Multicolor fluorescent cellulose hydrogels actuators: Lanthanide-ligand metal coordination, synergetic color-changing and shape-morphing, and antibacterial activity

Abstract

The development of stimulus-responsive materials with multifunctionality is important for achieving bionic artificial intelligence. However, stimulus-responsive cellulose hydrogels that simultaneously change their shape and fluorescent color under a single stimulus are difficult to fabricate. Here smart, multicolor fluorescent cellulose hydrogels were prepared from cellulose, levofloxacin, epichlorohydrin, and lanthanide ions (Eu3+ or Tb3+). The hydrogels were incorporated with pan paper into synergetic color-changing and shape-morphing actuators (Eu-CLF and Tb-CLF actuators). Besides fluorescing with the metal ligands, levofloxacin possesses antibacterial activity. The fluorescence color of Eu-CLF hydrogel in Tb3+ solution changed from red to yellow, whereas that of Tb-CLF hydrogel in Eu3+ solution changed from green to red.

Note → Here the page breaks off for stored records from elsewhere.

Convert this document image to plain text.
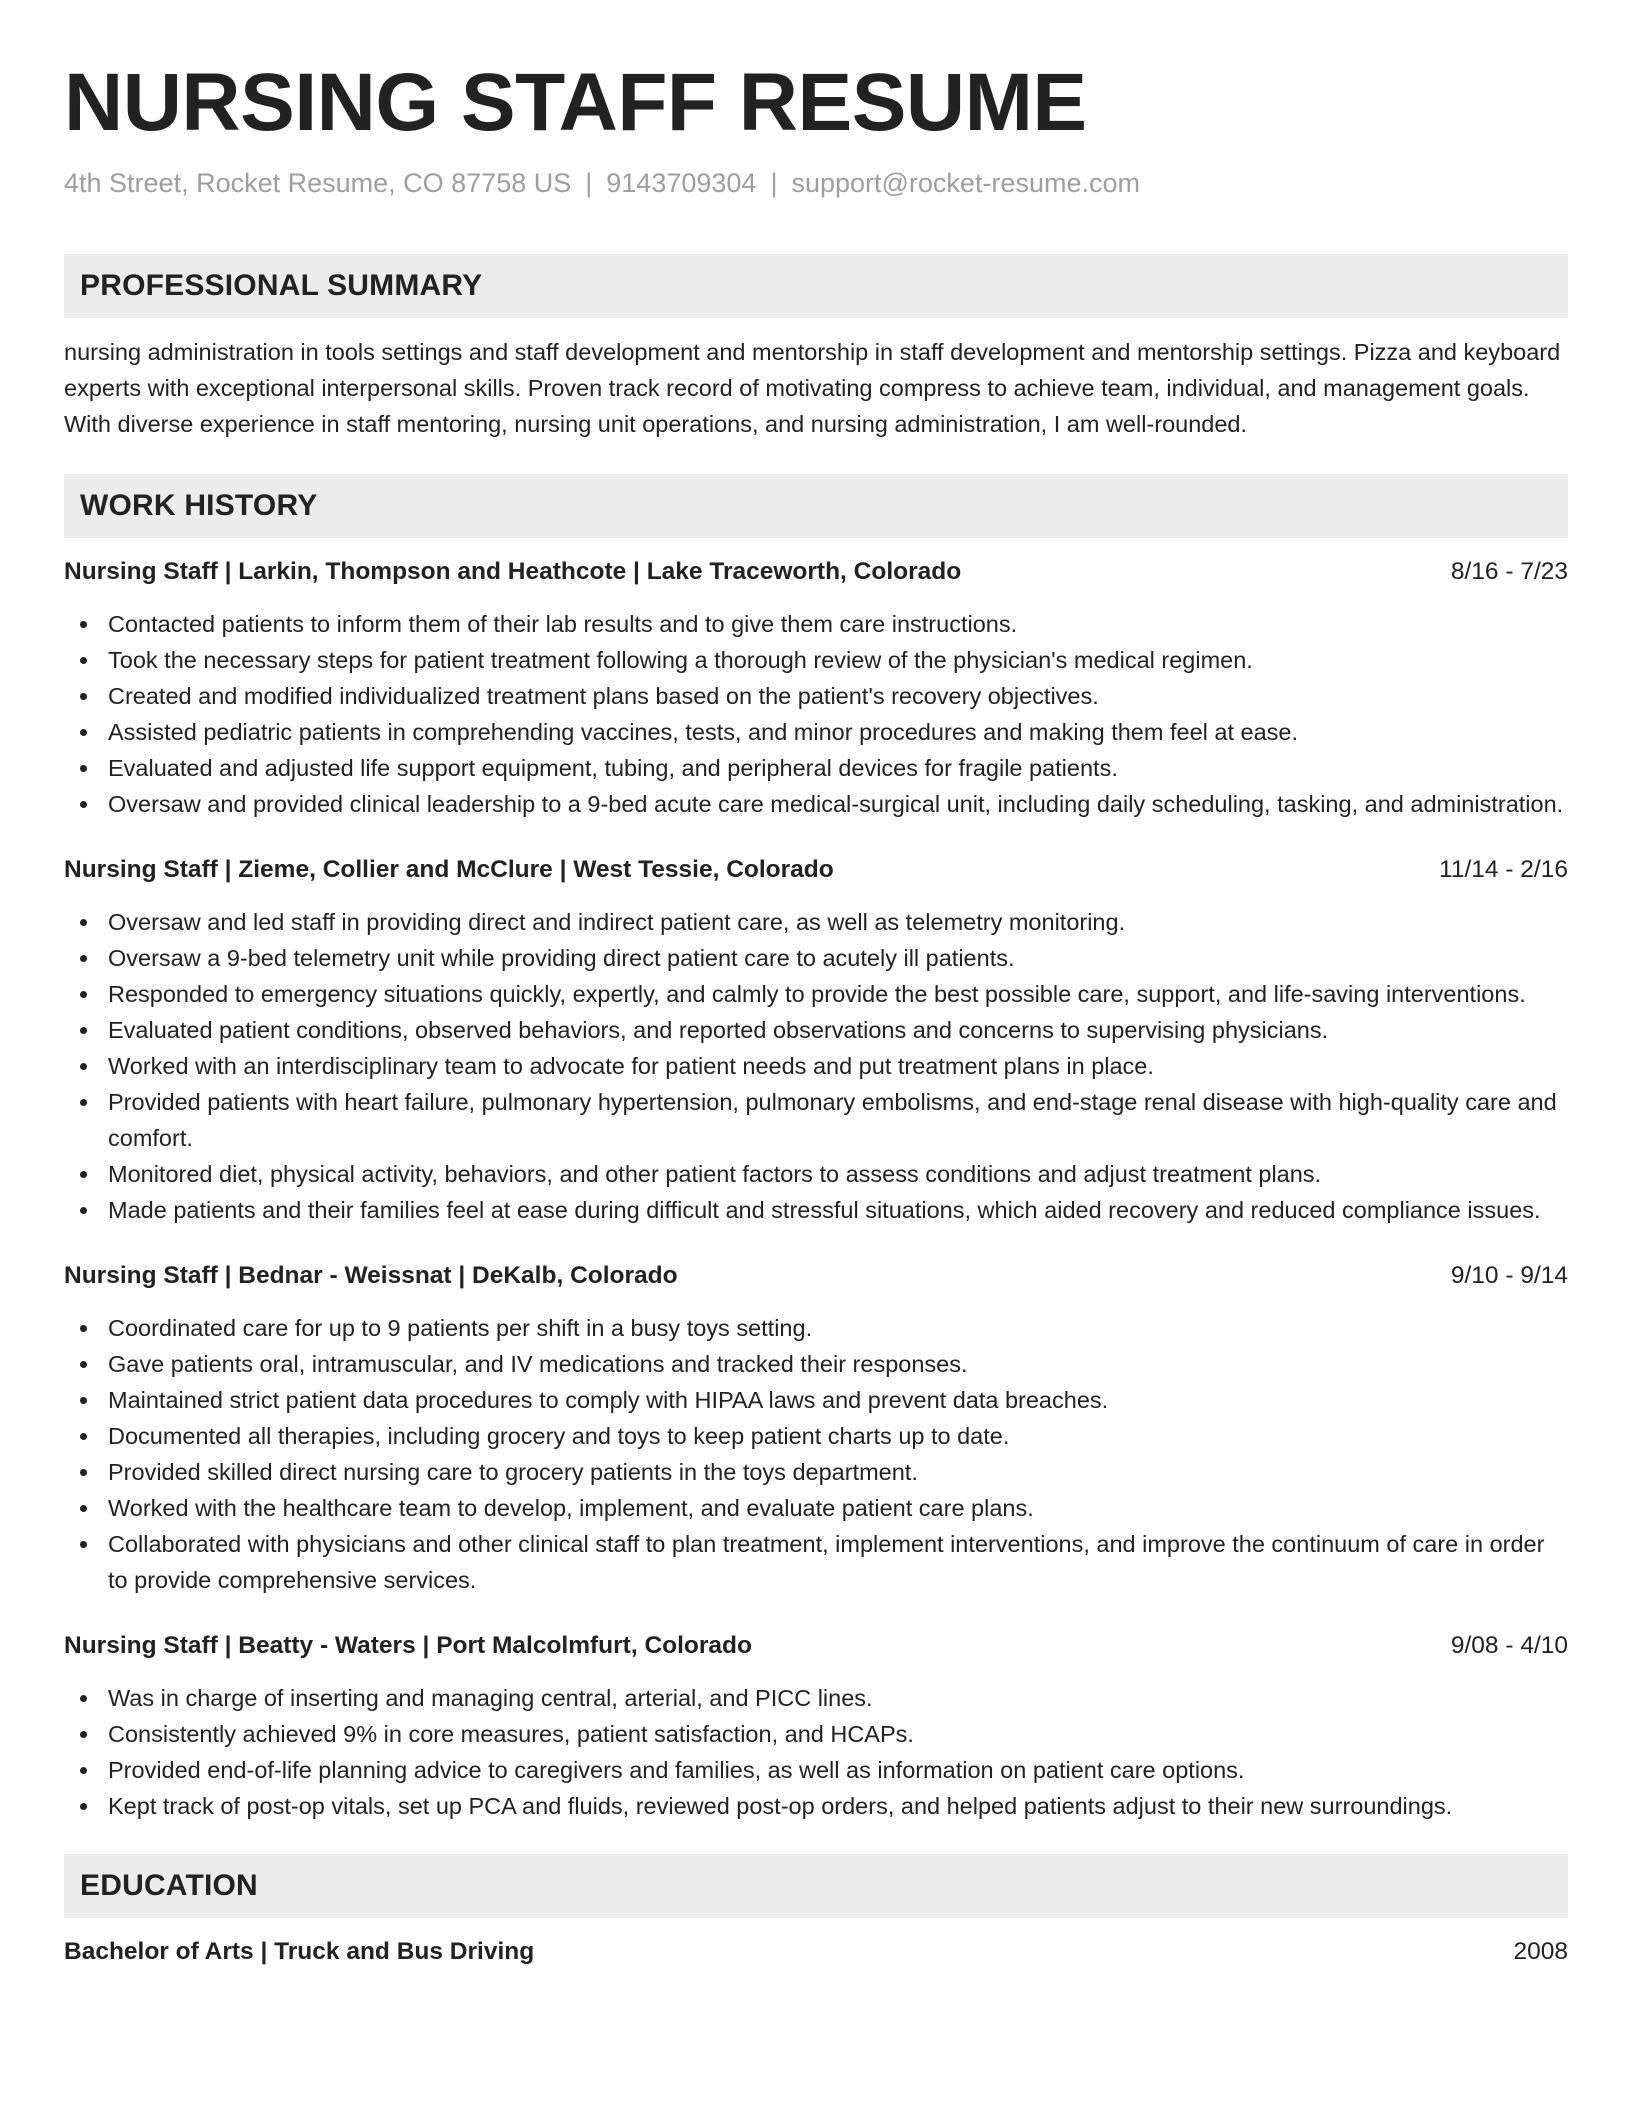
NURSING STAFF RESUME
4th Street, Rocket Resume, CO 87758 US | 9143709304 | support@rocket-resume.com
PROFESSIONAL SUMMARY
nursing administration in tools settings and staff development and mentorship in staff development and mentorship settings. Pizza and keyboard experts with exceptional interpersonal skills. Proven track record of motivating compress to achieve team, individual, and management goals. With diverse experience in staff mentoring, nursing unit operations, and nursing administration, I am well-rounded.
WORK HISTORY
Nursing Staff | Larkin, Thompson and Heathcote | Lake Traceworth, Colorado	8/16 - 7/23
Contacted patients to inform them of their lab results and to give them care instructions.
Took the necessary steps for patient treatment following a thorough review of the physician's medical regimen.
Created and modified individualized treatment plans based on the patient's recovery objectives.
Assisted pediatric patients in comprehending vaccines, tests, and minor procedures and making them feel at ease.
Evaluated and adjusted life support equipment, tubing, and peripheral devices for fragile patients.
Oversaw and provided clinical leadership to a 9-bed acute care medical-surgical unit, including daily scheduling, tasking, and administration.
Nursing Staff | Zieme, Collier and McClure | West Tessie, Colorado	11/14 - 2/16
Oversaw and led staff in providing direct and indirect patient care, as well as telemetry monitoring.
Oversaw a 9-bed telemetry unit while providing direct patient care to acutely ill patients.
Responded to emergency situations quickly, expertly, and calmly to provide the best possible care, support, and life-saving interventions.
Evaluated patient conditions, observed behaviors, and reported observations and concerns to supervising physicians.
Worked with an interdisciplinary team to advocate for patient needs and put treatment plans in place.
Provided patients with heart failure, pulmonary hypertension, pulmonary embolisms, and end-stage renal disease with high-quality care and comfort.
Monitored diet, physical activity, behaviors, and other patient factors to assess conditions and adjust treatment plans.
Made patients and their families feel at ease during difficult and stressful situations, which aided recovery and reduced compliance issues.
Nursing Staff | Bednar - Weissnat | DeKalb, Colorado	9/10 - 9/14
Coordinated care for up to 9 patients per shift in a busy toys setting.
Gave patients oral, intramuscular, and IV medications and tracked their responses.
Maintained strict patient data procedures to comply with HIPAA laws and prevent data breaches.
Documented all therapies, including grocery and toys to keep patient charts up to date.
Provided skilled direct nursing care to grocery patients in the toys department.
Worked with the healthcare team to develop, implement, and evaluate patient care plans.
Collaborated with physicians and other clinical staff to plan treatment, implement interventions, and improve the continuum of care in order to provide comprehensive services.
Nursing Staff | Beatty - Waters | Port Malcolmfurt, Colorado	9/08 - 4/10
Was in charge of inserting and managing central, arterial, and PICC lines.
Consistently achieved 9% in core measures, patient satisfaction, and HCAPs.
Provided end-of-life planning advice to caregivers and families, as well as information on patient care options.
Kept track of post-op vitals, set up PCA and fluids, reviewed post-op orders, and helped patients adjust to their new surroundings.
EDUCATION
Bachelor of Arts | Truck and Bus Driving	2008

Both the Eu-CLF and Tb-CLF hydrogels fluoresced blue and green in alkali and acid solution, respectively. The actuator thus achieves synergetic color-changing and shape-morphing under a single external stimulus (acidic/alkaline switching). Such an activator shaped like a bionic flower and an intelligent octopus-type soft robot with camouflaging ability were then prepared. This study provides an elegant strategy for developing advanced multi-responsive multicolor tunable behaviors for bionic soft robots, biosensors, and camouflaged robots.